Hey You Guyyys!!! CTW Is Remaking, Probably Ruining, The Electric Company

electric_company-uhoh.jpg

Let's be realistic; with it's third-generation Laugh-In format, cheesy acting, and random-at-best pedagogy, the original Electric Company was not great television to begin with, and it definitely has not aged well. So any OG purist objections to the recent announcement that Children's Television Workshop is producing a new version of the reading basics show for a new generation of underprivileged inner city children are probably irrelevant and almost certainly miss the point of the show.

Which makes me even more worried that the new Electric Company will totally blow, because it sounds like the whole project is hopelessly soaked through with nostalgia:

“It’s the old one mixed with ‘High School Musical’ and a Dr Pepper commercial,” said Linda Simensky, senior director of programming for PBS Kids...

...

A cameo has been offered to Rita Moreno...

...

Ms. Simensky, 44, said the rebirth would be happy news for the Garanimals generation. “ ‘The Electric Company’ was my favorite show in third grade, along with Bugs Bunny,” she said.

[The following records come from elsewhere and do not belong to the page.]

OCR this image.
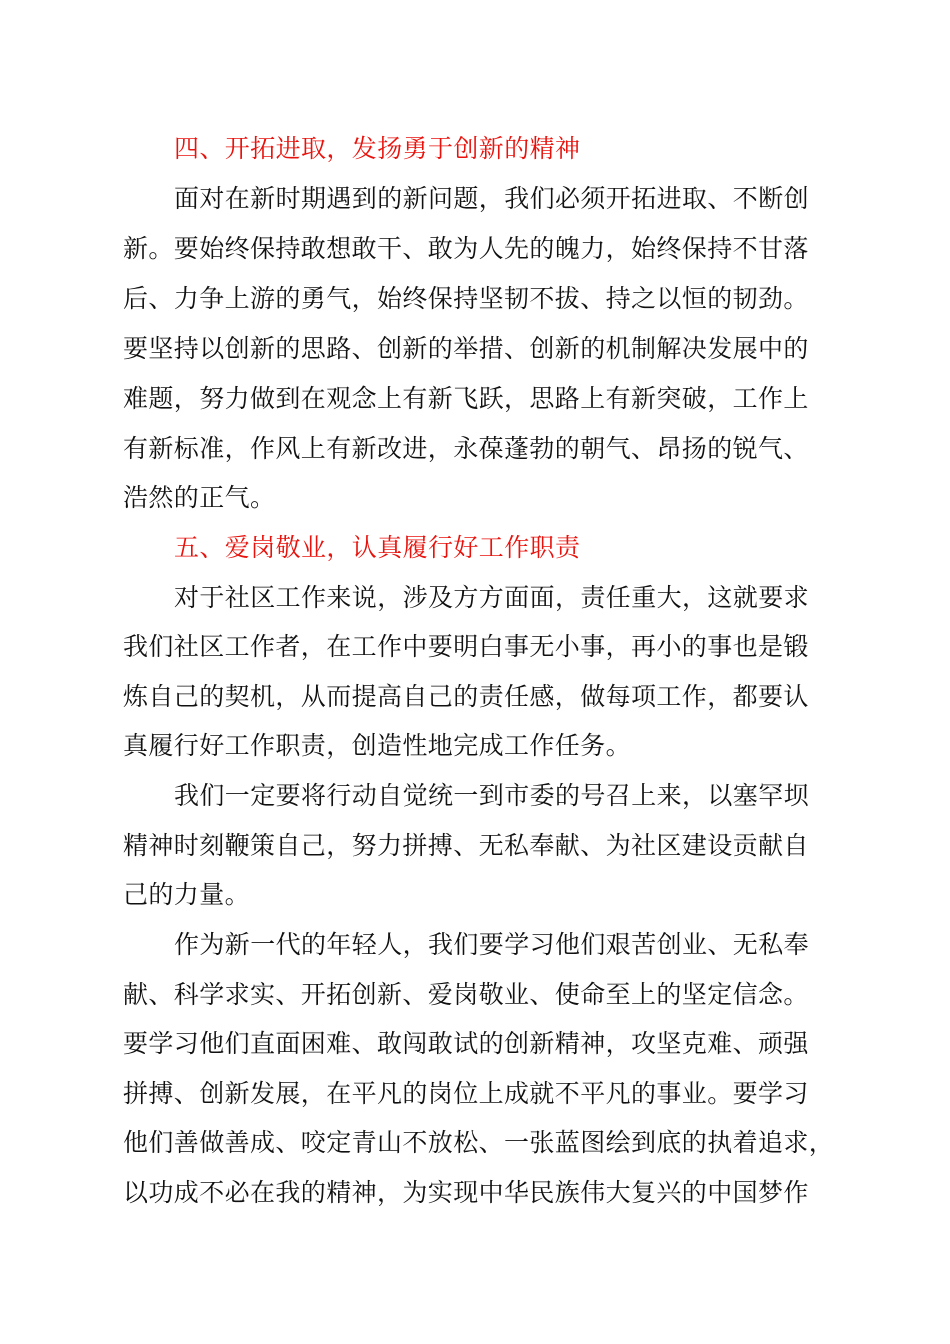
四、开拓进取，发扬勇于创新的精神
面对在新时期遇到的新问题，我们必须开拓进取、不断创
新。要始终保持敢想敢干、敢为人先的魄力，始终保持不甘落
后、力争上游的勇气，始终保持坚韧不拔、持之以恒的韧劲。
要坚持以创新的思路、创新的举措、创新的机制解决发展中的
难题，努力做到在观念上有新飞跃，思路上有新突破，工作上
有新标准，作风上有新改进，永葆蓬勃的朝气、昂扬的锐气、
浩然的正气。
五、爱岗敬业，认真履行好工作职责
对于社区工作来说，涉及方方面面，责任重大，这就要求
我们社区工作者，在工作中要明白事无小事，再小的事也是锻
炼自己的契机，从而提高自己的责任感，做每项工作，都要认
真履行好工作职责，创造性地完成工作任务。
我们一定要将行动自觉统一到市委的号召上来，以塞罕坝
精神时刻鞭策自己，努力拼搏、无私奉献、为社区建设贡献自
己的力量。
作为新一代的年轻人，我们要学习他们艰苦创业、无私奉
献、科学求实、开拓创新、爱岗敬业、使命至上的坚定信念。
要学习他们直面困难、敢闯敢试的创新精神，攻坚克难、顽强
拼搏、创新发展，在平凡的岗位上成就不平凡的事业。要学习
他们善做善成、咬定青山不放松、一张蓝图绘到底的执着追求，
以功成不必在我的精神，为实现中华民族伟大复兴的中国梦作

In keeping with the original show’s ties to theater (many in the cast, like Morgan Freeman, had stage backgrounds), the new head writer is a Tony-Award-nominated playwright and lyricist, Willie Reale, with experience in children’s theater (“A Year With Frog and Toad”).

Add to that a hokey-sounding secret reading club and impolite non-villains thrown in for dramatic tension, and the only thing that sounds like it's carrying over is the "make a word from two sounds" segment. [The two groovy silhouettes, though, are replaced by a beatboxing MC who scratchesi out the sounds on his turntables.] In fact, except for the mission--reading readiness--and the target audience--inner-city kids ages 6-9, I can't see why CTW needs the Electric Company connection at all.

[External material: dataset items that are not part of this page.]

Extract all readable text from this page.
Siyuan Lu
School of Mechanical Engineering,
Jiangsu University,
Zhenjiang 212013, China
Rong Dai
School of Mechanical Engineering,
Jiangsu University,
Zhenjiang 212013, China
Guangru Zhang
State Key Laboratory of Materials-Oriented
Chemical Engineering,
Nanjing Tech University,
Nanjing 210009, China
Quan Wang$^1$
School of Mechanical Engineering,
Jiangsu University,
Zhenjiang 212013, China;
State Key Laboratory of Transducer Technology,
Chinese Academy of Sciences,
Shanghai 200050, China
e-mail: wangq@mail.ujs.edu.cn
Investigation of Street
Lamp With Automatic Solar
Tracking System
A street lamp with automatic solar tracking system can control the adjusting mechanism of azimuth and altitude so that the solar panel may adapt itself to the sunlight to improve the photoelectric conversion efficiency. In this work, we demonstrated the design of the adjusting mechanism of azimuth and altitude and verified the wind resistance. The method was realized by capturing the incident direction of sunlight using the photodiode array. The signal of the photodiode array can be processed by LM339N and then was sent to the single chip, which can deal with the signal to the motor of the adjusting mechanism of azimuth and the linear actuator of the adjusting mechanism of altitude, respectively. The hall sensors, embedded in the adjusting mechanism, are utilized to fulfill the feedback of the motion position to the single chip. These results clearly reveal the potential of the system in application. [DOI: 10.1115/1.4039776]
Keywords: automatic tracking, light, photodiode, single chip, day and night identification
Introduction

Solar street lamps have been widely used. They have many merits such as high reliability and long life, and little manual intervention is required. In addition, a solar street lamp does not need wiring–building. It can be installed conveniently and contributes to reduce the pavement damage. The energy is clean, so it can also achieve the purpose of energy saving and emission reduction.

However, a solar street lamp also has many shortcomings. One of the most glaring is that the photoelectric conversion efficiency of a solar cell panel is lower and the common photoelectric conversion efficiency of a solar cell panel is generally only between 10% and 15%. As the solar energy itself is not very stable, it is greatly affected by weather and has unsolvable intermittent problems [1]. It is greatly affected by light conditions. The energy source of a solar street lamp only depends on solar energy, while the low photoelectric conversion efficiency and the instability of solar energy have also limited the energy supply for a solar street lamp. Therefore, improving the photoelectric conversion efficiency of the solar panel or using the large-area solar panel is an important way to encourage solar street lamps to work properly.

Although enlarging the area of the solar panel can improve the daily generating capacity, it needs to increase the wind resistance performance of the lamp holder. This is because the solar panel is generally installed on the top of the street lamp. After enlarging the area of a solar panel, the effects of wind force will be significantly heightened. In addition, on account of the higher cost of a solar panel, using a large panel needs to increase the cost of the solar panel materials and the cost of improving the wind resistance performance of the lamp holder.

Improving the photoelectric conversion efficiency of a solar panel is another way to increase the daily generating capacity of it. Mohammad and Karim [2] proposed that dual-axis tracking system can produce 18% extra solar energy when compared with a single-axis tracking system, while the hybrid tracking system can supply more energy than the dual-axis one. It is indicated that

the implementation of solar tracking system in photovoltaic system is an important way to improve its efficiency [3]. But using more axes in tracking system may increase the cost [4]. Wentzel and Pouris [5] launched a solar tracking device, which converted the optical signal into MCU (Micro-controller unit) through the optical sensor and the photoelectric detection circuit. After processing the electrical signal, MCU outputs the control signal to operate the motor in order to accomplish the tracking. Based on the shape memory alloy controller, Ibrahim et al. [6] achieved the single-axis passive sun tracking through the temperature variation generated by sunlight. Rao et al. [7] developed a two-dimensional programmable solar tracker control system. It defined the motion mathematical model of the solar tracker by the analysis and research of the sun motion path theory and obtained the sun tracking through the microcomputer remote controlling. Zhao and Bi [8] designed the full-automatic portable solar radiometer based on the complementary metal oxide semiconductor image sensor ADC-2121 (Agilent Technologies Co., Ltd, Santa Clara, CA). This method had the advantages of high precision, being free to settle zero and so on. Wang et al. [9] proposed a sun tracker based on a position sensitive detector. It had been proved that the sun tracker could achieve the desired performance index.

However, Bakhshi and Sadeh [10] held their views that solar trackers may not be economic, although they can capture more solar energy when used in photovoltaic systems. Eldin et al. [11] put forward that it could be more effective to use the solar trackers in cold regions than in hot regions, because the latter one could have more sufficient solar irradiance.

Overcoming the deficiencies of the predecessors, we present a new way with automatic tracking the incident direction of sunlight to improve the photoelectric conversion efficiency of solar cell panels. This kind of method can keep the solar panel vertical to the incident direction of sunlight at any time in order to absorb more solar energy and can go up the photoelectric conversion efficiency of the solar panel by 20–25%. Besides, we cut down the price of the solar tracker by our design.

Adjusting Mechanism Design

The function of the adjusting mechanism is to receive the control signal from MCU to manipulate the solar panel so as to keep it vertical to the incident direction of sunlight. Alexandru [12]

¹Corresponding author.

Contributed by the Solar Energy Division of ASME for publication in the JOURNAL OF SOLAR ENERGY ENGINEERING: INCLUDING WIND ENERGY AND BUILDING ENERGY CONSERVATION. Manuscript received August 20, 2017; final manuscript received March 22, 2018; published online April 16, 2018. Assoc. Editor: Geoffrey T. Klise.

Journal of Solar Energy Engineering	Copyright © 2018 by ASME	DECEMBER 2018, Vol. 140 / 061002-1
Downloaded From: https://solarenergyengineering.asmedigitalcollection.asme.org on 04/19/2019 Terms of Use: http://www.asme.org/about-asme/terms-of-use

In yesterday's Times Book Review, Jenna and Laura Bush's "Reading Is SO Important!" storybook was deemed an earnest, boring failure. Hearing a public television marketer talking about reaching the show's audience "in their [sic] dollar stores" makes me wonder if the new Electric Company isn't similar, a well-intentioned effort that makes its creators feel good and look good, but that doesn't produce the announced results. I hope I'm wrong.